Asked if he saw the award as a vindication, the County Limerick author said he did: “There are a lot of doubts, despair and difficulties involved in this thing.” But it was also a vindication, he added, for those who’d supported him.
And of his journey from illegal alien to award-winning author, he said simply: “An interesting life. Yes.”
O’Keeffe, who teaches writing, was chosen by three judges who’d read the short-listed works: Nancy Pearl, formerly of the Seattle Public Library and author of “Book Lust: Recommended Reading for Every Mood, Moment and Occasion;” James Wood, the former Guardian literary critic and a visiting lecturer at Harvard; and the novelist Andrea Barrett, a past winner of the National Book Award.
Before the winner was named, O’Keeffe, Harrison (“The Summer He Didn’t Die”) and McHugh (“Mother and Other Monsters”) read from their work, and were individually interviewed on stage by Story Prize director Larry Dark. When asked what direction his writing might take in the immediate future, O’Keeffe said he didn’t know, adding to laughter: “I might never write another word.”
In fact, he told the Echo, he would feel guilty if he didn’t write, “But I feel guilty about a lot of things,” he said, good-humoredly
O’Keeffe said that the distractions of everyday living can prevent the sort of concentration necessary for writing.
Asked if he might take time off his job to complete another book, he said: “I think so. That’s the way I have to do it. I can’t compartmentalize.”
O’Keeffe, who now lives alone, grew up the fifth of 10 children on his family’s dairy farm near Pallas Green on the border with County Tipperary.
He left home at the age of 16 to work in Dublin and came to America in early adulthood. He worked illegally in Boston for 18 months, but went back to Ireland when his mother became ill, and her death was followed not long afterwards by his father’s.
Back in the U.S. legally in 1989, O’Keeffe went with a girlfriend to Kentucky, where he worked in low-paying jobs for several years.

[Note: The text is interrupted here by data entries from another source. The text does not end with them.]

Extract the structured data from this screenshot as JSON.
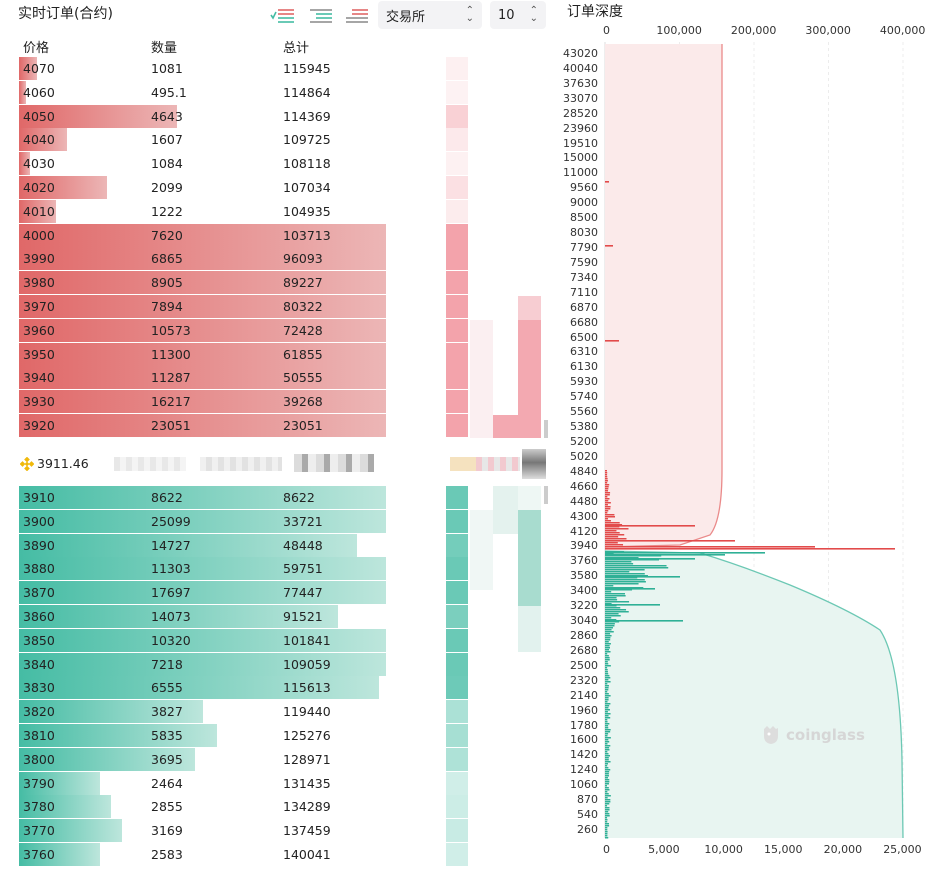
{
  "title": "实时订单(合约)",
  "toolbar": {
    "exchange_select": "交易所",
    "depth_select": "10",
    "icons": [
      "order-both-icon",
      "order-bids-icon",
      "order-asks-icon"
    ]
  },
  "columns": {
    "price": "价格",
    "qty": "数量",
    "total": "总计"
  },
  "asks": [
    {
      "price": "4070",
      "qty": "1081",
      "total": "115945",
      "bar": 0.05
    },
    {
      "price": "4060",
      "qty": "495.1",
      "total": "114864",
      "bar": 0.02
    },
    {
      "price": "4050",
      "qty": "4643",
      "total": "114369",
      "bar": 0.43
    },
    {
      "price": "4040",
      "qty": "1607",
      "total": "109725",
      "bar": 0.13
    },
    {
      "price": "4030",
      "qty": "1084",
      "total": "108118",
      "bar": 0.03
    },
    {
      "price": "4020",
      "qty": "2099",
      "total": "107034",
      "bar": 0.24
    },
    {
      "price": "4010",
      "qty": "1222",
      "total": "104935",
      "bar": 0.1
    },
    {
      "price": "4000",
      "qty": "7620",
      "total": "103713",
      "bar": 1
    },
    {
      "price": "3990",
      "qty": "6865",
      "total": "96093",
      "bar": 1
    },
    {
      "price": "3980",
      "qty": "8905",
      "total": "89227",
      "bar": 1
    },
    {
      "price": "3970",
      "qty": "7894",
      "total": "80322",
      "bar": 1
    },
    {
      "price": "3960",
      "qty": "10573",
      "total": "72428",
      "bar": 1
    },
    {
      "price": "3950",
      "qty": "11300",
      "total": "61855",
      "bar": 1
    },
    {
      "price": "3940",
      "qty": "11287",
      "total": "50555",
      "bar": 1
    },
    {
      "price": "3930",
      "qty": "16217",
      "total": "39268",
      "bar": 1
    },
    {
      "price": "3920",
      "qty": "23051",
      "total": "23051",
      "bar": 1
    }
  ],
  "mid_price": "3911.46",
  "bids": [
    {
      "price": "3910",
      "qty": "8622",
      "total": "8622",
      "bar": 1
    },
    {
      "price": "3900",
      "qty": "25099",
      "total": "33721",
      "bar": 1
    },
    {
      "price": "3890",
      "qty": "14727",
      "total": "48448",
      "bar": 0.92
    },
    {
      "price": "3880",
      "qty": "11303",
      "total": "59751",
      "bar": 1
    },
    {
      "price": "3870",
      "qty": "17697",
      "total": "77447",
      "bar": 1
    },
    {
      "price": "3860",
      "qty": "14073",
      "total": "91521",
      "bar": 0.87
    },
    {
      "price": "3850",
      "qty": "10320",
      "total": "101841",
      "bar": 1
    },
    {
      "price": "3840",
      "qty": "7218",
      "total": "109059",
      "bar": 1
    },
    {
      "price": "3830",
      "qty": "6555",
      "total": "115613",
      "bar": 0.98
    },
    {
      "price": "3820",
      "qty": "3827",
      "total": "119440",
      "bar": 0.5
    },
    {
      "price": "3810",
      "qty": "5835",
      "total": "125276",
      "bar": 0.54
    },
    {
      "price": "3800",
      "qty": "3695",
      "total": "128971",
      "bar": 0.48
    },
    {
      "price": "3790",
      "qty": "2464",
      "total": "131435",
      "bar": 0.22
    },
    {
      "price": "3780",
      "qty": "2855",
      "total": "134289",
      "bar": 0.25
    },
    {
      "price": "3770",
      "qty": "3169",
      "total": "137459",
      "bar": 0.28
    },
    {
      "price": "3760",
      "qty": "2583",
      "total": "140041",
      "bar": 0.22
    }
  ],
  "depth_chart": {
    "title": "订单深度",
    "top_axis": [
      "0",
      "100,000",
      "200,000",
      "300,000",
      "400,000"
    ],
    "bottom_axis": [
      "0",
      "5,000",
      "10,000",
      "15,000",
      "20,000",
      "25,000"
    ],
    "price_labels": [
      "43020",
      "40040",
      "37630",
      "33070",
      "28520",
      "23960",
      "19510",
      "15000",
      "11000",
      "9560",
      "9000",
      "8500",
      "8030",
      "7790",
      "7590",
      "7340",
      "7110",
      "6870",
      "6680",
      "6500",
      "6310",
      "6130",
      "5930",
      "5740",
      "5560",
      "5380",
      "5200",
      "5020",
      "4840",
      "4660",
      "4480",
      "4300",
      "4120",
      "3940",
      "3760",
      "3580",
      "3400",
      "3220",
      "3040",
      "2860",
      "2680",
      "2500",
      "2320",
      "2140",
      "1960",
      "1780",
      "1600",
      "1420",
      "1240",
      "1060",
      "870",
      "540",
      "260"
    ],
    "watermark": "coinglass"
  },
  "colors": {
    "ask": "#e06868",
    "ask_light": "#f5d0d0",
    "bid": "#45bca4",
    "bid_light": "#c8ece4"
  }
}
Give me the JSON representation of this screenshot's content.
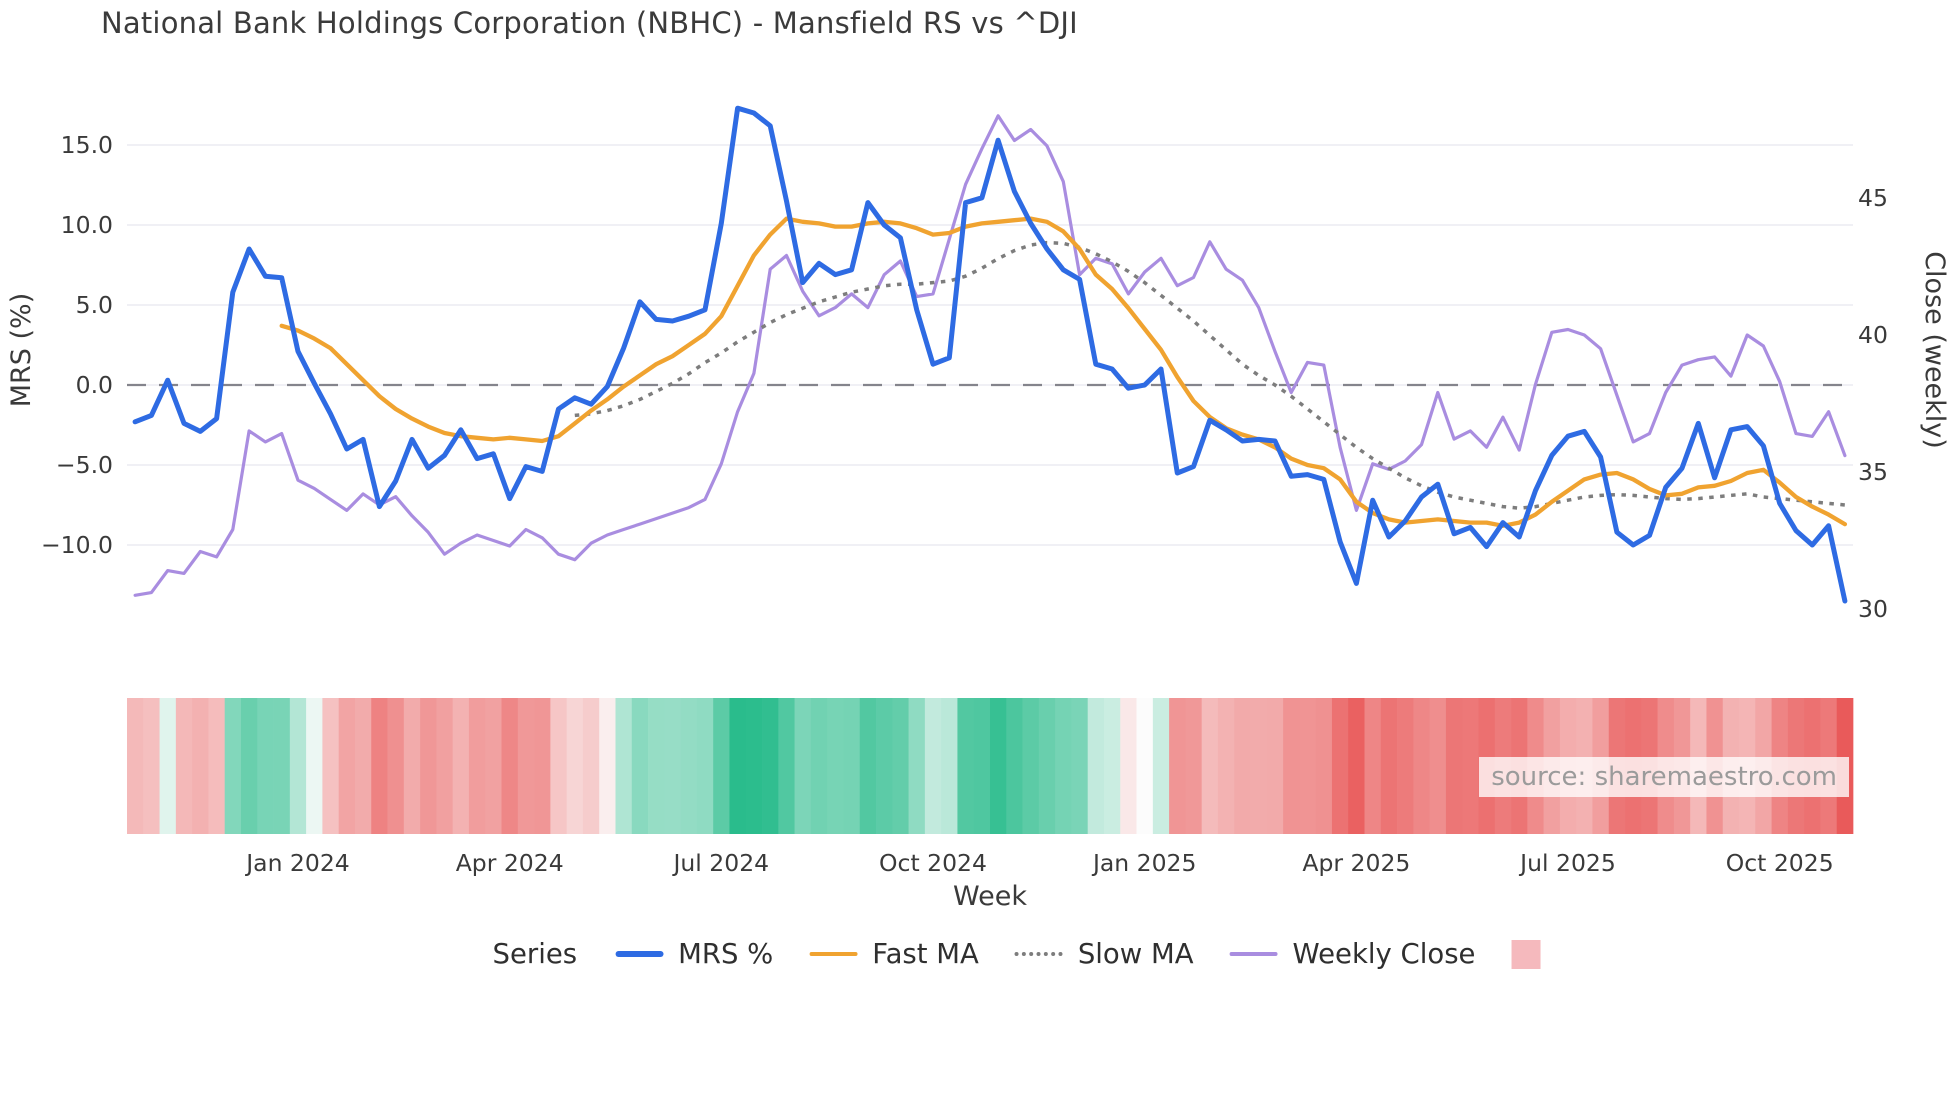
{
  "title": "National Bank Holdings Corporation (NBHC) - Mansfield RS vs ^DJI",
  "source_note": "source: sharemaestro.com",
  "axes": {
    "left_label": "MRS (%)",
    "right_label": "Close (weekly)",
    "x_label": "Week",
    "left_ticks": [
      "15.0",
      "10.0",
      "5.0",
      "0.0",
      "−5.0",
      "−10.0"
    ],
    "left_tick_values": [
      15,
      10,
      5,
      0,
      -5,
      -10
    ],
    "right_ticks": [
      "45",
      "40",
      "35",
      "30"
    ],
    "right_tick_values": [
      45,
      40,
      35,
      30
    ],
    "x_ticks": [
      {
        "label": "Jan 2024",
        "week": 10
      },
      {
        "label": "Apr 2024",
        "week": 23
      },
      {
        "label": "Jul 2024",
        "week": 36
      },
      {
        "label": "Oct 2024",
        "week": 49
      },
      {
        "label": "Jan 2025",
        "week": 62
      },
      {
        "label": "Apr 2025",
        "week": 75
      },
      {
        "label": "Jul 2025",
        "week": 88
      },
      {
        "label": "Oct 2025",
        "week": 101
      }
    ]
  },
  "legend": {
    "title": "Series",
    "items": [
      {
        "label": "MRS %",
        "swatch": "line",
        "color": "#2e6be3"
      },
      {
        "label": "Fast MA",
        "swatch": "line-thin",
        "color": "#f0a330"
      },
      {
        "label": "Slow MA",
        "swatch": "dotted",
        "color": "#7d7d7d"
      },
      {
        "label": "Weekly Close",
        "swatch": "line-thin",
        "color": "#a98de0"
      },
      {
        "label": "",
        "swatch": "patch",
        "color": "#f5b9bd"
      }
    ]
  },
  "colors": {
    "mrs": "#2e6be3",
    "fast_ma": "#f0a330",
    "slow_ma": "#7d7d7d",
    "weekly_close": "#a98de0",
    "zero_line": "#84848c",
    "gridline": "#ececf2",
    "heat_positive": "#2abc8c",
    "heat_negative": "#e95a5a",
    "legend_patch": "#f5b9bd",
    "text": "#3a3a3a",
    "muted_text": "#9b9b9b"
  },
  "chart_data": {
    "type": "line",
    "title": "National Bank Holdings Corporation (NBHC) - Mansfield RS vs ^DJI",
    "xlabel": "Week",
    "ylabel_left": "MRS (%)",
    "ylabel_right": "Close (weekly)",
    "x_unit": "week_index",
    "n_weeks": 106,
    "left_ylim": [
      -16.5,
      18.8
    ],
    "right_ylim": [
      28.5,
      49.2
    ],
    "grid": "horizontal",
    "zero_reference_line": 0,
    "legend_position": "bottom",
    "series": [
      {
        "name": "MRS %",
        "axis": "left",
        "color": "#2e6be3",
        "style": "solid",
        "width": 5,
        "values": [
          -2.3,
          -1.9,
          0.3,
          -2.4,
          -2.9,
          -2.1,
          5.8,
          8.5,
          6.8,
          6.7,
          2.1,
          0.1,
          -1.8,
          -4.0,
          -3.4,
          -7.6,
          -6.0,
          -3.4,
          -5.2,
          -4.4,
          -2.8,
          -4.6,
          -4.3,
          -7.1,
          -5.1,
          -5.4,
          -1.5,
          -0.8,
          -1.2,
          -0.1,
          2.3,
          5.2,
          4.1,
          4.0,
          4.3,
          4.7,
          10.1,
          17.3,
          17.0,
          16.2,
          11.5,
          6.4,
          7.6,
          6.9,
          7.2,
          11.4,
          10.0,
          9.2,
          4.7,
          1.3,
          1.7,
          11.4,
          11.7,
          15.3,
          12.1,
          10.1,
          8.5,
          7.2,
          6.6,
          1.3,
          1.0,
          -0.2,
          0.0,
          1.0,
          -5.5,
          -5.1,
          -2.2,
          -2.8,
          -3.5,
          -3.4,
          -3.5,
          -5.7,
          -5.6,
          -5.9,
          -9.8,
          -12.4,
          -7.2,
          -9.5,
          -8.5,
          -7.0,
          -6.2,
          -9.3,
          -8.9,
          -10.1,
          -8.6,
          -9.5,
          -6.6,
          -4.4,
          -3.2,
          -2.9,
          -4.5,
          -9.2,
          -10.0,
          -9.4,
          -6.4,
          -5.2,
          -2.4,
          -5.8,
          -2.8,
          -2.6,
          -3.8,
          -7.4,
          -9.1,
          -10.0,
          -8.8,
          -13.5
        ]
      },
      {
        "name": "Fast MA",
        "axis": "left",
        "color": "#f0a330",
        "style": "solid",
        "width": 4.3,
        "values": [
          null,
          null,
          null,
          null,
          null,
          null,
          null,
          null,
          null,
          3.7,
          3.4,
          2.9,
          2.3,
          1.3,
          0.3,
          -0.7,
          -1.5,
          -2.1,
          -2.6,
          -3.0,
          -3.2,
          -3.3,
          -3.4,
          -3.3,
          -3.4,
          -3.5,
          -3.2,
          -2.4,
          -1.6,
          -0.9,
          -0.1,
          0.6,
          1.3,
          1.8,
          2.5,
          3.2,
          4.3,
          6.2,
          8.1,
          9.4,
          10.4,
          10.2,
          10.1,
          9.9,
          9.9,
          10.1,
          10.2,
          10.1,
          9.8,
          9.4,
          9.5,
          9.9,
          10.1,
          10.2,
          10.3,
          10.4,
          10.2,
          9.6,
          8.5,
          6.9,
          6.0,
          4.8,
          3.5,
          2.2,
          0.5,
          -1.0,
          -2.0,
          -2.7,
          -3.1,
          -3.4,
          -3.9,
          -4.6,
          -5.0,
          -5.2,
          -5.9,
          -7.3,
          -8.0,
          -8.4,
          -8.6,
          -8.5,
          -8.4,
          -8.5,
          -8.6,
          -8.6,
          -8.8,
          -8.6,
          -8.1,
          -7.3,
          -6.6,
          -5.9,
          -5.6,
          -5.5,
          -5.9,
          -6.5,
          -6.9,
          -6.8,
          -6.4,
          -6.3,
          -6.0,
          -5.5,
          -5.3,
          -6.1,
          -7.0,
          -7.6,
          -8.1,
          -8.7
        ]
      },
      {
        "name": "Slow MA",
        "axis": "left",
        "color": "#7d7d7d",
        "style": "dotted",
        "width": 3.5,
        "values": [
          null,
          null,
          null,
          null,
          null,
          null,
          null,
          null,
          null,
          null,
          null,
          null,
          null,
          null,
          null,
          null,
          null,
          null,
          null,
          null,
          null,
          null,
          null,
          null,
          null,
          null,
          null,
          -1.9,
          -1.8,
          -1.6,
          -1.3,
          -0.9,
          -0.4,
          0.1,
          0.7,
          1.4,
          2.0,
          2.7,
          3.3,
          3.9,
          4.4,
          4.8,
          5.2,
          5.5,
          5.8,
          6.0,
          6.2,
          6.3,
          6.3,
          6.4,
          6.5,
          6.8,
          7.3,
          7.9,
          8.4,
          8.75,
          8.9,
          8.85,
          8.6,
          8.2,
          7.7,
          7.1,
          6.4,
          5.6,
          4.8,
          4.0,
          3.1,
          2.2,
          1.3,
          0.6,
          0.0,
          -0.7,
          -1.5,
          -2.3,
          -3.1,
          -3.9,
          -4.6,
          -5.2,
          -5.8,
          -6.3,
          -6.7,
          -7.0,
          -7.2,
          -7.4,
          -7.6,
          -7.7,
          -7.6,
          -7.4,
          -7.2,
          -7.0,
          -6.9,
          -6.85,
          -6.9,
          -7.0,
          -7.1,
          -7.15,
          -7.1,
          -7.0,
          -6.9,
          -6.8,
          -7.0,
          -7.1,
          -7.2,
          -7.3,
          -7.4,
          -7.5
        ]
      },
      {
        "name": "Weekly Close",
        "axis": "right",
        "color": "#a98de0",
        "style": "solid",
        "width": 3.2,
        "values": [
          30.5,
          30.6,
          31.4,
          31.3,
          32.1,
          31.9,
          32.9,
          36.5,
          36.1,
          36.4,
          34.7,
          34.4,
          34.0,
          33.6,
          34.2,
          33.8,
          34.1,
          33.4,
          32.8,
          32.0,
          32.4,
          32.7,
          32.5,
          32.3,
          32.9,
          32.6,
          32.0,
          31.8,
          32.4,
          32.7,
          32.9,
          33.1,
          33.3,
          33.5,
          33.7,
          34.0,
          35.3,
          37.2,
          38.6,
          42.4,
          42.9,
          41.6,
          40.7,
          41.0,
          41.5,
          41.0,
          42.2,
          42.7,
          41.4,
          41.5,
          43.5,
          45.5,
          46.8,
          48.0,
          47.1,
          47.5,
          46.9,
          45.6,
          42.2,
          42.8,
          42.6,
          41.5,
          42.3,
          42.8,
          41.8,
          42.1,
          43.4,
          42.4,
          42.0,
          41.0,
          39.4,
          37.9,
          39.0,
          38.9,
          35.9,
          33.6,
          35.3,
          35.1,
          35.4,
          36.0,
          37.9,
          36.2,
          36.5,
          35.9,
          37.0,
          35.8,
          38.2,
          40.1,
          40.2,
          40.0,
          39.5,
          37.8,
          36.1,
          36.4,
          37.9,
          38.9,
          39.1,
          39.2,
          38.5,
          40.0,
          39.6,
          38.3,
          36.4,
          36.3,
          37.2,
          35.6
        ]
      }
    ],
    "heatmap": {
      "description": "weekly color strip below chart, diverging red-to-green keyed to MRS % value",
      "source_series": "MRS %",
      "positive_color": "#2abc8c",
      "negative_color": "#e95a5a",
      "neutral_color": "#fcfcfc",
      "max_positive": 17.3,
      "max_negative": 13.5
    }
  }
}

It was there that he began to attend college and, with encouragement from teachers, to write fiction.
“The Hill Road” tells stories of secrets, unfulfilled love and tragedy in and around the fictional village of Kilroan.
“My great obsession was getting the language in a way that I thought it was doing what it should be doing,” he told the Echo in an interview in August.
“You’re trying to hear the stories in your head, when you’re writing, trying to get it a way that makes it sound real …the way you want it to sound,” he added.
The volume was published to enthusiastic reviews on both sides of the Atlantic last summer. One critic, Michael Shelden, a biographer of both Graham Greene and George Orwell, likened “The Postman’s Cottage” – the novella from which O’Keeffe read last week at the New School event – to the “The Dead,” James Joyce’s classic short story.